Gli argomenti trattati nella relazione dell'Assessore Errichiello, hanno trovato riscontro favorevole tra i consiglieri comunali, sia di maggioranza che di minoranza tanto che, proprio questi ultimi, hanno affermato: "se Guerriero è stato indagato un motivo ci sarà. Pur non avendo grandi competenze in materia, è stato messo lì per autorizzare impianti come quello di Pignataro".È andato oltre la sola questione Comasa, invece, il primo cittadino, Antonio Peluso che, nel suo intervento, ha parlato delle problematiche ambientali in senso assai più ampio.

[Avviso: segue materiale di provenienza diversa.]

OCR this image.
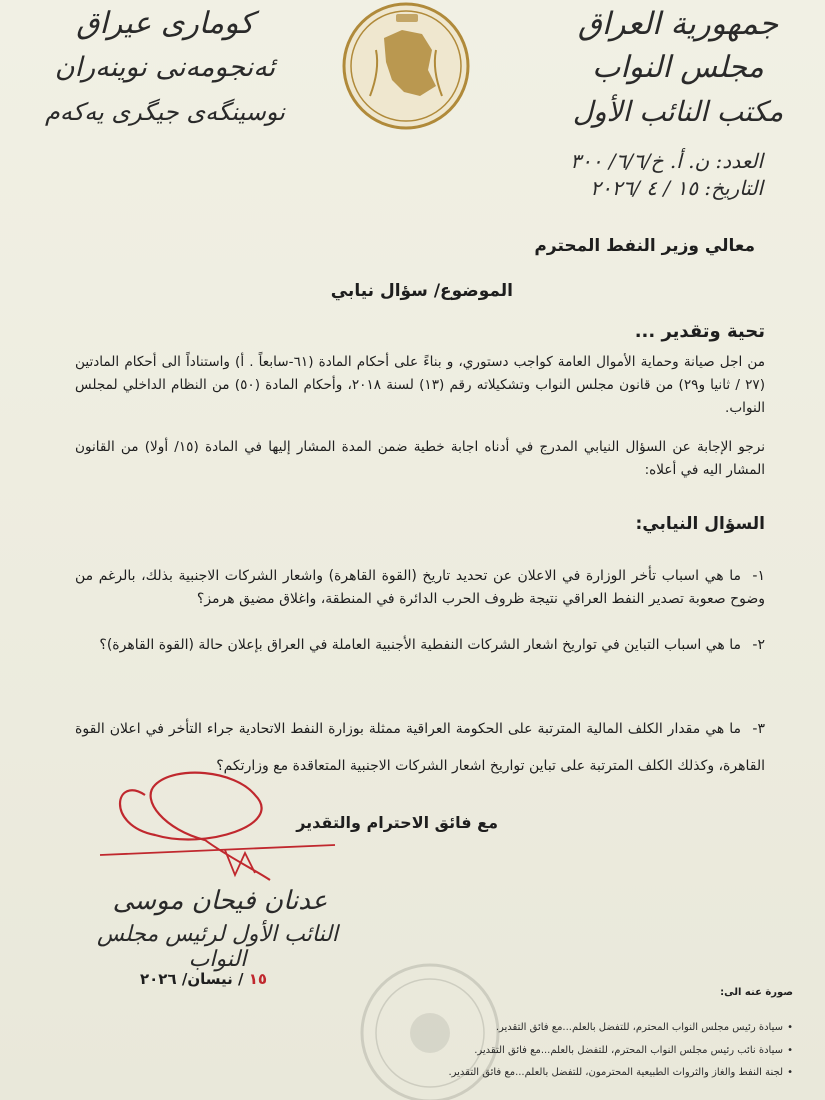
جمهورية العراق
مجلس النواب
مكتب النائب الأول
كوماری عیراق
ئه‌نجومه‌نی نوینه‌ران
نوسینگه‌ی جیگری یه‌كه‌م
العدد: ن. أ. خ/٦/٦/ ٣٠٠
التاريخ: ١٥ / ٤ /٢٠٢٦
معالي وزير النفط المحترم
الموضوع/ سؤال نيابي
تحية وتقدير ...
من اجل صيانة وحماية الأموال العامة كواجب دستوري، و بناءً على أحكام المادة (٦١-سابعاً . أ) واستناداً الى أحكام المادتين (٢٧ / ثانيا و٢٩) من قانون مجلس النواب وتشكيلاته رقم (١٣) لسنة ٢٠١٨، وأحكام المادة (٥٠) من النظام الداخلي لمجلس النواب.
نرجو الإجابة عن السؤال النيابي المدرج في أدناه اجابة خطية ضمن المدة المشار إليها في المادة (١٥/ أولا) من القانون المشار اليه في أعلاه:
السؤال النيابي:
١-ما هي اسباب تأخر الوزارة في الاعلان عن تحديد تاريخ (القوة القاهرة) واشعار الشركات الاجنبية بذلك، بالرغم من وضوح صعوبة تصدير النفط العراقي نتيجة ظروف الحرب الدائرة في المنطقة، واغلاق مضيق هرمز؟
٢-ما هي اسباب التباين في تواريخ اشعار الشركات النفطية الأجنبية العاملة في العراق بإعلان حالة (القوة القاهرة)؟
٣-ما هي مقدار الكلف المالية المترتبة على الحكومة العراقية ممثلة بوزارة النفط الاتحادية جراء التأخر في اعلان القوة القاهرة، وكذلك الكلف المترتبة على تباين تواريخ اشعار الشركات الاجنبية المتعاقدة مع وزارتكم؟
مع فائق الاحترام والتقدير
عدنان فيحان موسى
النائب الأول لرئيس مجلس النواب
١٥ / نيسان/ ٢٠٢٦
صورة عنه الى:
•سيادة رئيس مجلس النواب المحترم، للتفضل بالعلم...مع فائق التقدير.
•سيادة نائب رئيس مجلس النواب المحترم، للتفضل بالعلم...مع فائق التقدير.
•لجنة النفط والغاز والثروات الطبيعية المحترمون، للتفضل بالعلم...مع فائق التقدير.
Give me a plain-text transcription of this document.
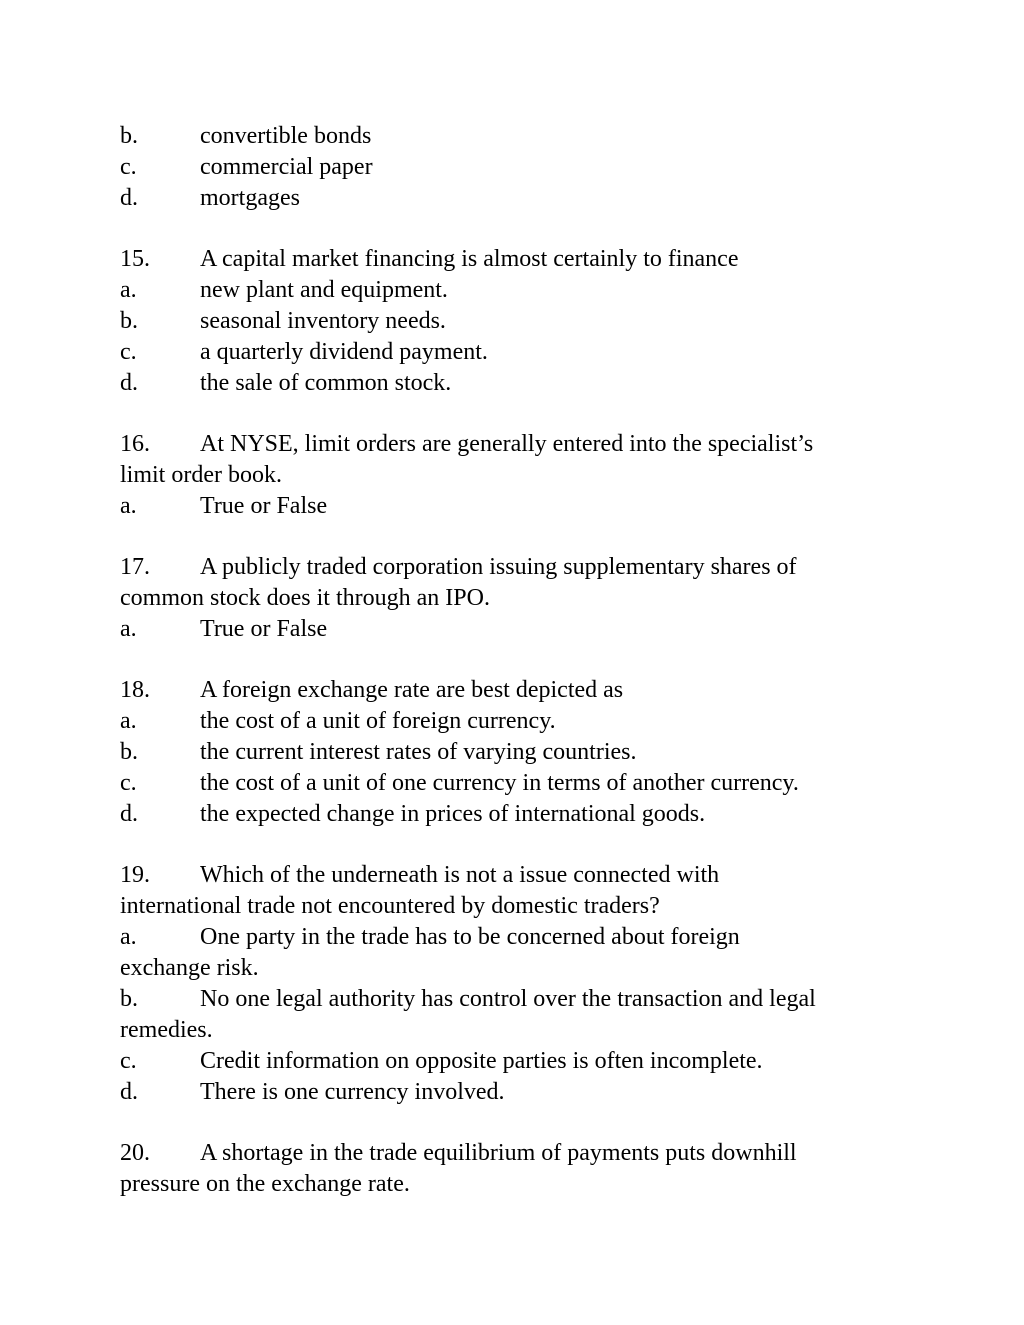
b.	convertible bonds
c.	commercial paper
d.	mortgages
15. A capital market financing is almost certainly to finance
a.	new plant and equipment.
b.	seasonal inventory needs.
c.	a quarterly dividend payment.
d.	the sale of common stock.
16. At NYSE, limit orders are generally entered into the specialist’s
limit order book.
a.	True or False
17. A publicly traded corporation issuing supplementary shares of
common stock does it through an IPO.
a.	True or False
18. A foreign exchange rate are best depicted as
a.	the cost of a unit of foreign currency.
b.	the current interest rates of varying countries.
c.	the cost of a unit of one currency in terms of another currency.
d.	the expected change in prices of international goods.
19. Which of the underneath is not a issue connected with
international trade not encountered by domestic traders?
a.	One party in the trade has to be concerned about foreign
exchange risk.
b.	No one legal authority has control over the transaction and legal
remedies.
c.	Credit information on opposite parties is often incomplete.
d.	There is one currency involved.
20. A shortage in the trade equilibrium of payments puts downhill
pressure on the exchange rate.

"La tematica ambientale - ha affermato il sindaco - costituisce di fatto un punto importante dell'Azione Amministrativa, così come ci siamo impegnati col nostro programma. Nonostante alcune difficoltà legate alla situazione che abbiamo trovato quando ci siamo insediati, sono stati avviati alcuni importanti provvedimenti. Sul piano delle immissioni in fogna - dichiara - è in corso una convenzione con l'Ato, affinché le pratiche denunciate passino prima per il Comune. Risultati sono stati inoltre raggiunti relativamente alla problematica dell'innalzamento della falda freatica in località Feneria. Partiranno infatti ad opera del Consorzio di Bonifica delle Paludi, ma sotto la nostra supervisione, i lavori di incanalamento delle acque superficiali che affiorano e che provocano i maggiori disagi ai residenti. Ancora, è recente l'ordinanza per la rimozione delle lastre di Eternit dai capannoni del comparto edilizio ex- Boffa. Infine, parlare di tutela ambientale, vuol dire anche parlare di lotta all'abusivismo. A riguardo sono stati avviati i procedimenti contro le costruzioni di case coloniche, oltre ad una serie di sequestri messi in campo dagli uomini del comando di polizia municipale. Inoltre - ha proseguito - è in corso la stipula per la riattivazione del progetto Mistrals, strumento necessario per contrastare il fenomeno dell'abusivismo edilizio.Sulla vicenda Comasa, infine, abbiamo nuovamente intrapreso un dialogo con le Istituzioni dopo l'assenza ai tavoli decisionali registratasi durante i due anni di gestione commissariale della Città di Casalnuovo. Abbiamo preso parte, infatti, alle conferenze dei servizi convocate dalla Regione Campania, ed in quella sede è stato rilevato che diverse amministrazioni - Provincia, Arpac ed Asl - ancora ribadiscono e motivano la loro contrarietà all'impianto. Da qui - ha concluso il sindaco - nasce doverosamente la necessità di approfondimenti in merito all'impianto Comasa, che suscita di frequente tensioni tra la popolazione".
Al termine della seduta, con 23 voti favorevoli, è stata approvata all'unanimità la delibera presentata, la n° 24 del 22/06/2010.